I can’t tell you how many meltdowns I had during this three-month period. There were just too many times when I was assaulted with what I saw at the time as sheer stupidity. One of those most serious times was when the Hospice, where she went after the second hospital visit, basically said she was not dying fast enough and would have to leave. I will have more to say about that in a near future post, but for now I just want to tell you I just totally lost it. I thought hospice was supposed to be complete only after the last breath. I simply didn’t know there was a time period attached.

In closing out this post, I think some serious changes are due to the end-of-life process for both the patient and the surviving spouse. The current process is just too cruel to have to endure as it presently stands. Yes, there were a number of very caring people that helped us through this period, but they seemed pretty much stifled by the process instead of helped by it. There has to be some other alternative when there is no hope for recovery.
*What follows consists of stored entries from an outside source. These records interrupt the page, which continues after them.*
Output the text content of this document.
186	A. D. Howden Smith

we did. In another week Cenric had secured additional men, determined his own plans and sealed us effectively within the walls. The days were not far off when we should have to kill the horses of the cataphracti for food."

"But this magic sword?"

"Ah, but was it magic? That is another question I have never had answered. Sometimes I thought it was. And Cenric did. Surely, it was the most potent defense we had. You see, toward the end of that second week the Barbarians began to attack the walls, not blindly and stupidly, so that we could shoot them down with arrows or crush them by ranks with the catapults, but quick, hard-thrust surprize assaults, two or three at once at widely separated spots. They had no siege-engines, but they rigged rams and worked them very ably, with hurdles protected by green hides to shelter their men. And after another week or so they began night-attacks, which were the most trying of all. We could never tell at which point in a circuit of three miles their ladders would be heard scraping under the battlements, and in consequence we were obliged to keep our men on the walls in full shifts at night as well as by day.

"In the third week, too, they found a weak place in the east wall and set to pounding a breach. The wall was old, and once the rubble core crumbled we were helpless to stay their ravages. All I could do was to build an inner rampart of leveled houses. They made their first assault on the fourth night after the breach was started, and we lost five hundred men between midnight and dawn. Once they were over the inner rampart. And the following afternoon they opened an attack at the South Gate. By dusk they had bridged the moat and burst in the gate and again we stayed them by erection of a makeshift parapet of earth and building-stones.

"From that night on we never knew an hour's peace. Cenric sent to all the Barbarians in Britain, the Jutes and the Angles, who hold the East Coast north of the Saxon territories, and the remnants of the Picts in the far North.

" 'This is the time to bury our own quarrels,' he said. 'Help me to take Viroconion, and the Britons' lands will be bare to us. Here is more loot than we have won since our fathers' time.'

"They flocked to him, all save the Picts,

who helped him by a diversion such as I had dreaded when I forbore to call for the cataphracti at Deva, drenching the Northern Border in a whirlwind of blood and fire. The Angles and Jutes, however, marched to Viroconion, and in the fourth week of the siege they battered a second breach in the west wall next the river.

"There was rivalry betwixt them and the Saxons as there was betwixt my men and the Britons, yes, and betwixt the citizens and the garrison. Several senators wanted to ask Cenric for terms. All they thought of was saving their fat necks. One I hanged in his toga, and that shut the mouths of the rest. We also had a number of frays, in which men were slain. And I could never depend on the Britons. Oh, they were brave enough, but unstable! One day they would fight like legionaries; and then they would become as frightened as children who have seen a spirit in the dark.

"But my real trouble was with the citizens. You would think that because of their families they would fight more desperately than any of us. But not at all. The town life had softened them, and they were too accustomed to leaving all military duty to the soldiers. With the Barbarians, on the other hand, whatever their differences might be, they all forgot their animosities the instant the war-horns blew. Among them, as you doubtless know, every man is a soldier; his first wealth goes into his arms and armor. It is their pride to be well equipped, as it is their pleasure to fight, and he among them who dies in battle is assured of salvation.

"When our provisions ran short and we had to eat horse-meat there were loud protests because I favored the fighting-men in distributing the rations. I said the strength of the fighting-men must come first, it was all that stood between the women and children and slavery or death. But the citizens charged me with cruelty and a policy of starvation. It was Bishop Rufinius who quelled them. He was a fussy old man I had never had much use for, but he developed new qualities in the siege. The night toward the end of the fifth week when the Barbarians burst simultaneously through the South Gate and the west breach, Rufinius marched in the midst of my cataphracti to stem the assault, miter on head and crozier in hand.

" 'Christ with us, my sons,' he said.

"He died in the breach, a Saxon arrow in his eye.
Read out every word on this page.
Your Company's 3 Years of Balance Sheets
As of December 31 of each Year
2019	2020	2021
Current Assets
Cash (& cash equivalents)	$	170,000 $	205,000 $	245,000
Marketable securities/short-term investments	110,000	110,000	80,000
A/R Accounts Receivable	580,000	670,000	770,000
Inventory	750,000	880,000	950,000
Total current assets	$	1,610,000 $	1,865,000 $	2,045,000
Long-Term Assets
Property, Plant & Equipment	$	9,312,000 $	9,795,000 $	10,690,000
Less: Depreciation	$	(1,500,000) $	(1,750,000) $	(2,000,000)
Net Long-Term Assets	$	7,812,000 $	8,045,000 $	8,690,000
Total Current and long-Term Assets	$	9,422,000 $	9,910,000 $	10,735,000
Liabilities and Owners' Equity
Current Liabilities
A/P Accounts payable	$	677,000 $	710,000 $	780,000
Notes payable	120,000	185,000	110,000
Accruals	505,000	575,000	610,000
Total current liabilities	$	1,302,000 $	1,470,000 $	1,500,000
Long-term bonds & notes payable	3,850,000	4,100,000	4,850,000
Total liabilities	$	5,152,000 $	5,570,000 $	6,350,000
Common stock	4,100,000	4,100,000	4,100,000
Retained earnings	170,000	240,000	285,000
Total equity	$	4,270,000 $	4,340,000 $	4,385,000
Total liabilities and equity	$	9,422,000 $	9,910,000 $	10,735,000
It has been about a month now since this anguish ended, and I am now starting to come back to something that might be considered “normal”. I am now pretty much sleeping through the night with only one bathroom break, that’s certainly normal for me. My appetite is coming back, and at least now I am only thinking about that period half the time instead of all.

Yeah, I think I am finally on the road to recovery from my PTSD events.

2 thoughts on “PTSD…

  1. No wonder you feel as if you might have PTSD. We knew about a two-week time limit with in-patient hospice care when my brother was dying, but how can non-medical people predict that when even his in-home carers couldn’t give us more precise guidance?